Lo sviluppo tecnico porterà ad una sempre maggiore necessità di pensare in modo laterale, “fuori dagli schemi”, per andare incontro alle necessità degli utenti prima ancora che si palesino, offrendo prodotti e servizi innovativi.

ECOMMERCE: la bacchetta magica è davvero efficace?

Secondo il report dell’Osservatorio eCommerce B2C promosso dalla School of Management del Politecnico di Milano e da Netcomm, il 2016 è stato l’anno più importante per l’ecommerce che ha visto svilupparsi nuovi modelli di business cross canalità e cross device.

Complessivamente, nel mondo, sono circa 1.500milioni i clienti ecommerce. Un mercato che in Italia vale 20miliardi di euro con una crescita del 18% nel 2016 rispetto all’anno precedente.

In questo contesto di rapida espansione, si sta verificando una vera e propria corsa alla semplificazione del processo d’acquisto dell’utente.

Oltre agli ormai famosi Chatbot di Messenger, Facebook ha iniziato a testare con alcuni partner, un nuovo layout delle pagine da mobile con bottoni dalle call to action estremamente dirette: Start Order; Book Now; Buy Tickets; Get Showtimes.

Cliccandoci semplicemente sopra si potrà provvedere ad ordinare del cibo a domicilio, prenotare servizi, comprare biglietti.

La stessa company di Menlo Park ha lanciato un nuovo servizio collegato all’ecommerce tramite Instagram: un primo gruppo-test di 20 aziende potrà utilizzare una funzione di tag dei prodotti ritratti nelle foto su cui l’utente potrà cliccare due volte ed essere direttamente reindirizzato al sito del venditore.

La nuova tendenza dell’ecommerce, quindi, è comprare quella di ridurre al minimo i clic che conducono l’utente all’acquisto.

La novità più disruptive su questo tema è, però, quella dei Dash Button di Amazon, recentemente arrivati in Italia.

Un semplice bottone con calamita adesiva, con ben impresso il logo del marchio del prodotto in questione, da attaccare in giro per la casa per poter comprare un prodotto con un clic.

Questi device, configurabili attraverso un dispositivo mobile, si collegano alle rete wifi della casa e ogni volta che si premerà il bottone invieranno una notifica di conferma allo smartphone approvata la quale si riceverà direttamente il prodotto a casa.

Un sistema veloce ed efficace per riempire la propria dispensa, ma forse non altrettanto conveniente per Amazon, che riceverà numerosi ordini monoprodotto, con conseguenti costi di trasporto e consegna non proprio convenienti per l’azienda.
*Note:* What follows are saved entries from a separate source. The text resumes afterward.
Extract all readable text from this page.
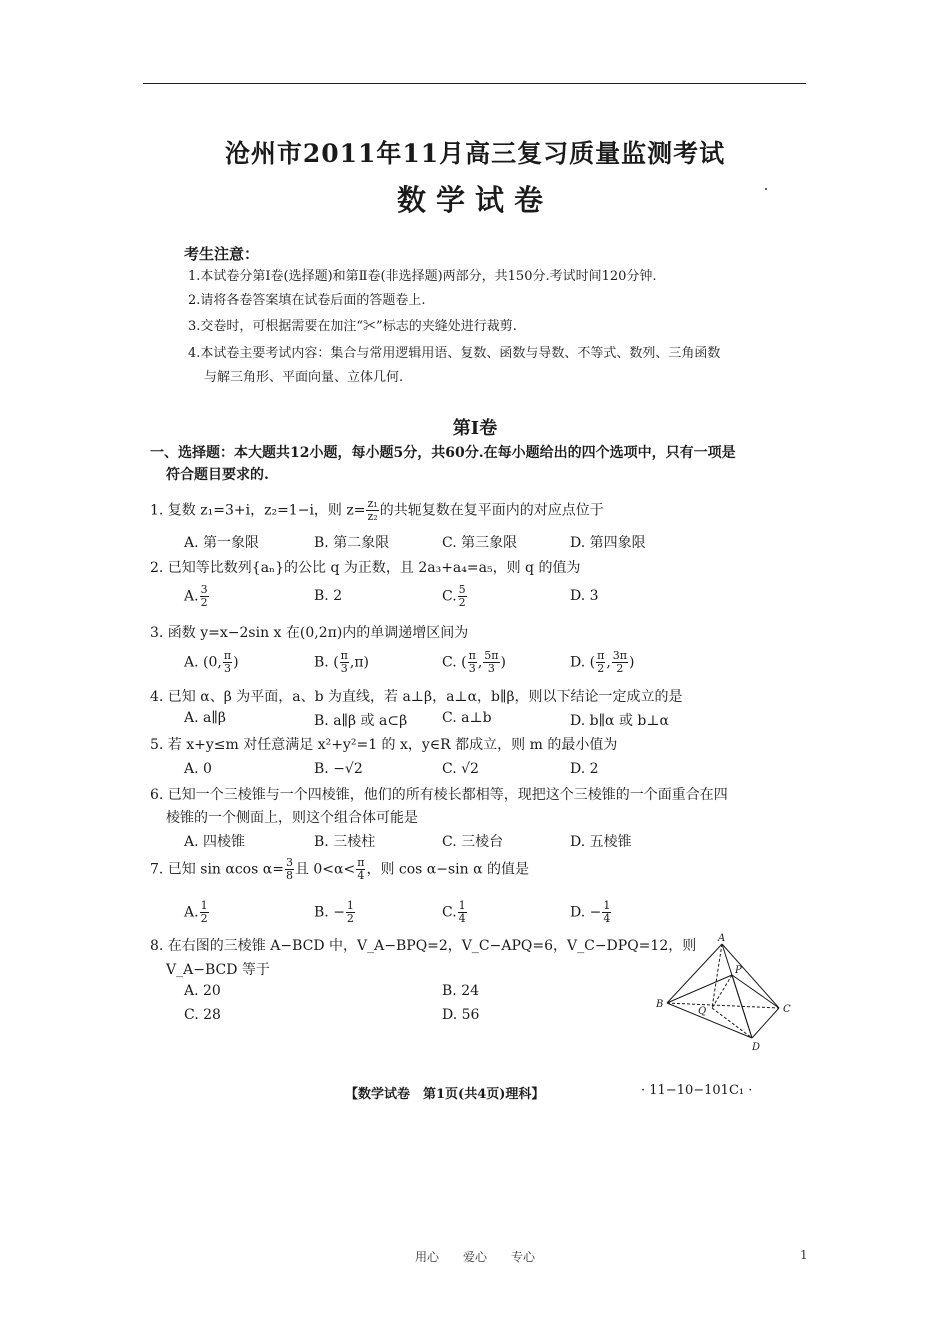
沧州市2011年11月高三复习质量监测考试
数学试卷
考生注意：
1.本试卷分第Ⅰ卷(选择题)和第Ⅱ卷(非选择题)两部分，共150分.考试时间120分钟.
2.请将各卷答案填在试卷后面的答题卷上.
3.交卷时，可根据需要在加注“✂”标志的夹缝处进行裁剪.
4.本试卷主要考试内容：集合与常用逻辑用语、复数、函数与导数、不等式、数列、三角函数
与解三角形、平面向量、立体几何.
第Ⅰ卷
一、选择题：本大题共12小题，每小题5分，共60分.在每小题给出的四个选项中，只有一项是
符合题目要求的.
1. 复数 z₁=3+i，z₂=1−i，则 $z= \frac{\text{z₁}}{\text{z₂}}$ 的共轭复数在复平面内的对应点位于
A. 第一象限	B. 第二象限	C. 第三象限	D. 第四象限
2. 已知等比数列{aₙ}的公比 q 为正数，且 2a₃+a₄=a₅，则 q 的值为
A. $\frac{3}{2}$	B. 2	C. $\frac{5}{2}$	D. 3
3. 函数 y=x−2sin x 在(0,2π)内的单调递增区间为
A. (0, $\frac{\pi}{3}$ )	B. ( $\frac{\pi}{3} ,\pi$)	C. ( $\frac{\pi}{3}$ , $\frac{5\pi}{3}$ )	D. ( $\frac{\pi}{2}$ , $\frac{3\pi}{2}$ )
4. 已知 α、β 为平面，a、b 为直线，若 a⊥β，a⊥α，b∥β，则以下结论一定成立的是
A. a∥β	B. a∥β 或 a⊂β C. a⊥b	D. b∥α 或 b⊥α
5. 若 x+y≤m 对任意满足 x²+y²=1 的 x，y∈R 都成立，则 m 的最小值为
A. 0	B. −√2	C. √2	D. 2
6. 已知一个三棱锥与一个四棱锥，他们的所有棱长都相等，现把这个三棱锥的一个面重合在四
棱锥的一个侧面上，则这个组合体可能是
A. 四棱锥	B. 三棱柱	C. 三棱台	D. 五棱锥
7. 已知 sin αcos $\alpha= \frac{3}{8}$ 且 $0<\alpha< \frac{\pi}{4}$ ，则 cos α−sin α 的值是
A. $\frac{1}{2}$	B. − $\frac{1}{2}$	C. $\frac{1}{4}$	D. − $\frac{1}{4}$
8. 在右图的三棱锥 A−BCD 中，V_A−BPQ=2，V_C−APQ=6，V_C−DPQ=12，则
V_A−BCD 等于
A. 20	B. 24
C. 28	D. 56
A
P
B
Q	C
D
【数学试卷　第1页(共4页)理科】	· 11−10−101C₁ ·
用心　　爱心　　专心	1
Con un meccanismo di ordine e acquisto di questo tipo, inoltre, si perderà la peculiarità dell’esperienza d’uso del markeplace di Amazon, caratterizzato proprio dalla possibilità di navigare facilmente tra varie categorie e trovare prodotti correlati tra loro. Un carrello pieno di prodotti di cui magari non si conosceva neanche l’esistenza fino a qualche minuto prima, è sicuramente una delle maggiori soddisfazioni di un cliente Amazon.

Il Dash Button, invece, sarà davvero la bacchetta magica giusta?

Amazon lancia Vine

Per Amazon il parere degli utenti è da sempre molto importante. Una caratteristica della piattaforma è quella di permettere ai clienti di recensire i prodotti acquistati, direttamente sotto la scheda prodotto corrispondente. E’ possibile anche esprimere una valutazione attribuendo da uno a cinque stelline. Secondo i dati Nielsen, il 66% dei clienti si fida delle recensioni degli altri utenti e indirizza in base a questi i propri acquisti.

Con il lancio di Vine, Amazon premierà i clienti più fedeli che hanno saputo offrire negli anni le migliori recensioni, le più utili agli altri.  Questi utenti selezionati potranno provare gratuitamente i prodotti di cui sono appassionati e, se lo vorranno, pubblicare la loro recensione. Si tratterà di prodotti non ancora distribuiti sul mercato oppure appena usciti.